|Basal Rot||Plants are stunted and foliage dies prematurely. The few roots present are brown and the basal plate is decayed. White or pink fungal growth develops between the bulb scales.||Fusarium oxysporum f. sp. narcissii||Do not plant bulbs that have white or pink fungus on them. Purchase and plant hot water treated bulbs.|
|Fire||Flowers are spotted, turn brown, and die. Small, tan, oval spots form near leaf tips. Leaves have bright yellow streaking near tips.||Botryotinia polyblastis||Discard infected plants. Apply a fungicide to protect plants.|
|Lesion Nematode||Plants are stunted and the foliage dies prematurely.||Pratylenchus penetrans||Purchase and plant bulbs that were treated with hot water.
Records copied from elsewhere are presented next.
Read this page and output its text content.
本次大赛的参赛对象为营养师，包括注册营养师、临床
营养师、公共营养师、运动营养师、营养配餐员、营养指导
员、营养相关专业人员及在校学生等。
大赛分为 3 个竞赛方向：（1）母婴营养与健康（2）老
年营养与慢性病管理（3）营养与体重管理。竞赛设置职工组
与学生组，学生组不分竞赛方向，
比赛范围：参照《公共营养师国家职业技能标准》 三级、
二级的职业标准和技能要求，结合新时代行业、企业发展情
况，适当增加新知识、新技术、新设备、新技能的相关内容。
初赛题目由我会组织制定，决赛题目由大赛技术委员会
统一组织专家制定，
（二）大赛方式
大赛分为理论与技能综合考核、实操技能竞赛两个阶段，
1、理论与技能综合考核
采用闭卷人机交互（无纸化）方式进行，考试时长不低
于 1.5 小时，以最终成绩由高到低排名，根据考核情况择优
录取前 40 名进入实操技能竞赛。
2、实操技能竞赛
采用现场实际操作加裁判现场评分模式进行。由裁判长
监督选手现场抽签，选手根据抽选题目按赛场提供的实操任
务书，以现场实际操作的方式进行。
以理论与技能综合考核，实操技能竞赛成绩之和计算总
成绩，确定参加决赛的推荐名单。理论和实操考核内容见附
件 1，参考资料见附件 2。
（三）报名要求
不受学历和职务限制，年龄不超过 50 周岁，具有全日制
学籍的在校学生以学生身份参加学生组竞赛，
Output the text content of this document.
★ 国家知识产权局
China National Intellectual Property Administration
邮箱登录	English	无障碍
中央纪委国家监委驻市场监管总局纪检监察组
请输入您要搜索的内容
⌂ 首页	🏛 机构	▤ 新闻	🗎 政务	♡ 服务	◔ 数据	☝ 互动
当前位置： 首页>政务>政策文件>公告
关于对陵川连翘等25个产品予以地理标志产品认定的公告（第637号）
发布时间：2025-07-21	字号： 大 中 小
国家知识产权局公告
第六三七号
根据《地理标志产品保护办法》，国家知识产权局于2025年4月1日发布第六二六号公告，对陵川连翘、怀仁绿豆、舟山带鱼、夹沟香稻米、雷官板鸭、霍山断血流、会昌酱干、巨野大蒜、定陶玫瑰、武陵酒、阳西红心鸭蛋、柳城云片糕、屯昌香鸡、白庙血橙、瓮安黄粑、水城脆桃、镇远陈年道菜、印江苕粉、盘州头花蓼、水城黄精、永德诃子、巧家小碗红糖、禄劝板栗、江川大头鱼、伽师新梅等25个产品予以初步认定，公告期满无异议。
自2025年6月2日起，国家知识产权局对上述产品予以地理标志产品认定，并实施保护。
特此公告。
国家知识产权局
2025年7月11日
Discard infected plants.|
|Scorch||Reddish-brown spots with yellow halos develop on leaf tips as they emerge. The spots enlarge, merge together, and the leaves die. Spots have small brown dots (fruiting structures) within them.||Stagnospora curtisii||Purchase and plant bulbs that have been hot water treated. Apply a fungicide to protect plants.|
|Stem and Bulb Nematodes||Leaves from infected bulbs are small, distorted, and sometimes swollen. Infected bulbs are rotted and feel lighter than normal at planting.||Ditylenchus dipsaci||Purchase and plant hot water-treated bulbs. Discard infected bulbs.|
|Viruses||Leaves may have a mosaic, have yellow to white stripes or have dead tips, and die prematurely.||Many viruses are known including white streak, narcissus tip necrosis, cucumber mosaic, yellow stripe, tobacco ringspot, and tomato ringspot.||Discard infected plants. Maintain good insect control.|
Rhizoctonia and nematodes affecting bulbs.